Election Photo ID for Los Angeles?
Friday morning’s ruling by the U.S. Supreme Court approving photo identification at election polling places makes one wonder how long it will be before Los Angeles (and California) adopts this sensible approach to reducing voting fraud?
Don’t hold your breath. Our city may be the illegal immigrant capital of the nation, but our politicians will have to be dragged, kicking and screaming, toward such a reform.
The Supremes overturned the 9th Circus (Circuit Court of Appeals) ruling two weeks ago which put Arizona’s Proposition 200, passed by voters in 2004, on hold. There is litigation presently in almost every state that requires positive proof of citizenship in order to vote.
Plaintiffs in the Arizona case were the ACLU, MALDEF (Mexican-American Legal Defense and Educational Fund), and Inter-Tribal Council. They claim the law discourages minorities, the poor and elderly from casting ballots.

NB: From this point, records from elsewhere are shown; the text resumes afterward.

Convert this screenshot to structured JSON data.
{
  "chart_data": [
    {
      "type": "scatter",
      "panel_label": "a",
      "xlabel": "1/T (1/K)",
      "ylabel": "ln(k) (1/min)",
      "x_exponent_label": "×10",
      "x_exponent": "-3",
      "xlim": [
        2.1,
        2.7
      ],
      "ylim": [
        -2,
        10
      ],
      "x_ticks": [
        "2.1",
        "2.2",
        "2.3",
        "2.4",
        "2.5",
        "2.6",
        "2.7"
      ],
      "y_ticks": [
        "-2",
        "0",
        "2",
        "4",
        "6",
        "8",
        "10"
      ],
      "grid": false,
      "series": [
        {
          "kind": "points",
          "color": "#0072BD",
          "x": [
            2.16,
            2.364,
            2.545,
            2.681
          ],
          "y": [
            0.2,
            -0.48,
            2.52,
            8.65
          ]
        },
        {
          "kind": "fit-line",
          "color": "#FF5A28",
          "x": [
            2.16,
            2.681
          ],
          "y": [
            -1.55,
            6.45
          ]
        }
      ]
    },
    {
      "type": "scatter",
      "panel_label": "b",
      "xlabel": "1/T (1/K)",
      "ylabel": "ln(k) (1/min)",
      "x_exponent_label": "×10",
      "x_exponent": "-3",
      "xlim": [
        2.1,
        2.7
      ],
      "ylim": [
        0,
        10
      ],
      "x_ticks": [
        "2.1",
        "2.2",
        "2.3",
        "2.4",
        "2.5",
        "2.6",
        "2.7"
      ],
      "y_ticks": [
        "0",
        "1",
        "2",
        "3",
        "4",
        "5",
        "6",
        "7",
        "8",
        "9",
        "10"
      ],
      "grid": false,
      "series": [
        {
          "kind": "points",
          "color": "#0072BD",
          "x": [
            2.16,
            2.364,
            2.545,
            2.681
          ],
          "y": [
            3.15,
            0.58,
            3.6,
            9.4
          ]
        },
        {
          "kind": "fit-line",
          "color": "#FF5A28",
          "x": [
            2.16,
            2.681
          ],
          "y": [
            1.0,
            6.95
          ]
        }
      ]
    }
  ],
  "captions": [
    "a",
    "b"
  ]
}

The House of Representatives passed 228 to 196, a month ago (9/20/06) legislation requiring valid photo identification in federal elections. Congresspersons voting against compared it to disenfranchising Southern Blacks in the last century. The bill faces an uncertain future in the Senate.
The so-called “Voter ID” proposal requires voters to have “picture” identification by 2008, and proof of citizenship by 2010. It was among the recommendations of the bipartisan Commission on Federal Election Reform, headed by former president Jimmy Carter and secretary of state James Baker. “Effective voter registration and voter identification are bedrocks of a modern election system,” they wrote.
Groups working on behalf of minorities and illegal aliens call it a “poll tax,” claiming it would put an “insurmountable burden on voters and infringe upon their voting rights.” A recent study by Johns Hopkins University showed that 1,500 dead people had voted among a recent sampling of ballots in Ohio.
The controversy over election fraud is as old as the Republic itself. The influx of German and Irish immigrants in the mid-19th century raised concerns that they were incapable of voting honestly, since they were “under the control of the Pope.” The 1886 Committee of One Hundred called the previous election “nothing more than an organized conspiracy to defeat the will of the people … by illegal voting, forgery and fraud.”
A 1906 report showed that a Skid Row homeless shelter population ballooned from 80 to 280 on election day, and that every one of them was registered to vote. Party hacks helped some voters “float” so they could cast multiple ballots. Jail inmates received “pardons,” in exchange for a promise to go straight to the polls and cast a “straight ticket.”
Georgia’s election board, last Tuesday, approved a letter to inform more than 300,000 voters that they can vote, without any identification, since superior court judge T. Jackson Bedford had declared the requirement unconstitutional.
Despite the fact that people need positive identification to drive a car, cash a check or use a credit card, opponents of this reform want to continue the right of headstones and illegals to vote.